Context: Chemoradiation as definitive therapy is the preferred primary therapy for patients with anal canal carcinoma; however, the 5-year disease-free survival rate from concurrent fluorouracil/mitomycin and radiation is only approximately 65%.
Objective: To compare the efficacy of cisplatin-based (experimental) therapy vs mitomycin-based (standard) therapy in treatment of anal canal carcinoma.
Design, setting, and participants: US Gastrointestinal Intergroup trial RTOG 98-11, a multicenter, phase 3, randomized controlled trial comparing treatment with fluorouracil plus mitomycin and radiotherapy vs treatment with fluorouracil plus cisplatin and radiotherapy in 682 patients with anal canal carcinoma enrolled between October 31, 1998, and June 27, 2005. Stratifications included sex, clinical nodal status, and tumor diameter.
Intervention: Participants were randomly assigned to 1 of 2 intervention groups: (1) the mitomycin-based group (n = 341), who received fluorouracil (1000 mg/m2 on days 1-4 and 29-32) plus mitomycin (10 mg/m2 on days 1 and 29) and radiotherapy (45-59 Gy) or (2) the cisplatin-based group (n = 341), who received fluorouracil (1000 mg/m2 on days 1-4, 29-32, 57-60, and 85-88) plus cisplatin (75 mg/m2 on days 1, 29, 57, and 85) and radiotherapy (45-59 Gy; start day = day 57).
Main outcome measures: The primary end point was 5-year disease-free survival; secondary end points were overall survival and time to relapse.
Results: A total of 644 patients were assessable.

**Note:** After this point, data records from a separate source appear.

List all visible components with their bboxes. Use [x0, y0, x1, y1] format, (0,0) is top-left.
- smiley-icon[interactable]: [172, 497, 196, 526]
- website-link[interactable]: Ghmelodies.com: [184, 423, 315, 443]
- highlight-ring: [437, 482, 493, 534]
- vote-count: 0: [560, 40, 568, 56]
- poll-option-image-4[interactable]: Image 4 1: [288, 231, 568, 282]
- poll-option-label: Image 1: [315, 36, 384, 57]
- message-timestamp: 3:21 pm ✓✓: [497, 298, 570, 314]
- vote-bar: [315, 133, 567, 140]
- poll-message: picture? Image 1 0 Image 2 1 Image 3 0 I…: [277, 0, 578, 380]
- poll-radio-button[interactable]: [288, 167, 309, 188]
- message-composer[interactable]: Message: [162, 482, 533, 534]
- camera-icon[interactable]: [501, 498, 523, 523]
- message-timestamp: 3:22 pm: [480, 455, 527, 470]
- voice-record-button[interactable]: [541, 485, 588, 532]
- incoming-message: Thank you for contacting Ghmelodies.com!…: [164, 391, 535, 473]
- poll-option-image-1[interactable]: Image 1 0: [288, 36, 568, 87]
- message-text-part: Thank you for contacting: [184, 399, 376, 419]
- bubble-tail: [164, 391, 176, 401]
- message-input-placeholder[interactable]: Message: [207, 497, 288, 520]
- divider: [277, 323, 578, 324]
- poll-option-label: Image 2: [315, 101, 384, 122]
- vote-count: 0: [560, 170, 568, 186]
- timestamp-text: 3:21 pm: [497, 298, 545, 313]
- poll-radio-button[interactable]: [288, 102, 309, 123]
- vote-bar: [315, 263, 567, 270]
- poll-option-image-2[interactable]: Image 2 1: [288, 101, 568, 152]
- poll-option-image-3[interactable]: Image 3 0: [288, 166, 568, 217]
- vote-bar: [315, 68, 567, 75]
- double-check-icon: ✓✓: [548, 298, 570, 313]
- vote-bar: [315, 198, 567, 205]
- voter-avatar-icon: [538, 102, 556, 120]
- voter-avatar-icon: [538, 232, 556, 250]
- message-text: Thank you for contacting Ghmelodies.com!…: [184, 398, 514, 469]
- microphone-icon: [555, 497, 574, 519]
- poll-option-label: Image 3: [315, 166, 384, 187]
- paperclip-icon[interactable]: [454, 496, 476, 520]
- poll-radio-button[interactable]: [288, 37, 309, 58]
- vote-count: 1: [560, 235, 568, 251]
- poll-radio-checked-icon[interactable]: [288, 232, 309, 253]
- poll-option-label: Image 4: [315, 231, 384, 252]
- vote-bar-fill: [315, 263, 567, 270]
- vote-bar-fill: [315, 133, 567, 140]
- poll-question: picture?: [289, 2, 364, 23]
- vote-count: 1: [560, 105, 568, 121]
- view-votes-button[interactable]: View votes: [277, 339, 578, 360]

The median follow-up for all patients was 2.51 years. Median age was 55 years, 69% were women, 27% had a tumor diameter greater than 5 cm, and 26% had clinically positive nodes. The 5-year disease-free survival rate was 60% (95% confidence interval [CI], 53%-67%) in the mitomycin-based group and 54% (95% CI, 46%-60%) in the cisplatin-based group (P = .17). The 5-year overall survival rate was 75% (95% CI, 67%-81%) in the mitomycin-based group and 70% (95% CI, 63%-76%) in the cisplatin-based group (P = .10). The 5-year local-regional recurrence and distant metastasis rates were 25% (95% CI, 20%-30%) and 15% (95% CI, 10%-20%), respectively, for mitomycin-based treatment and 33% (95% CI, 27%-40%) and 19% (95% CI, 14%-24%), respectively, for cisplatin-based treatment. The cumulative rate of colostomy was significantly better for mitomycin-based than cisplatin-based treatment (10% vs 19%; P = .02). Severe hematologic toxicity was worse with mitomycin-based treatment (P < .001).
Conclusions: In this population of patients with anal canal carcinoma, cisplatin-based therapy failed to improve disease-free-survival compared with mitomycin-based therapy, but cisplatin-based therapy resulted in a significantly worse colostomy rate. These findings do not support the use of cisplatin in place of mitomycin in combination with fluorouracil and radiotherapy in the treatment of anal canal carcinoma.
Trial registration: clinicaltrials.gov Identifier: NCT00003596.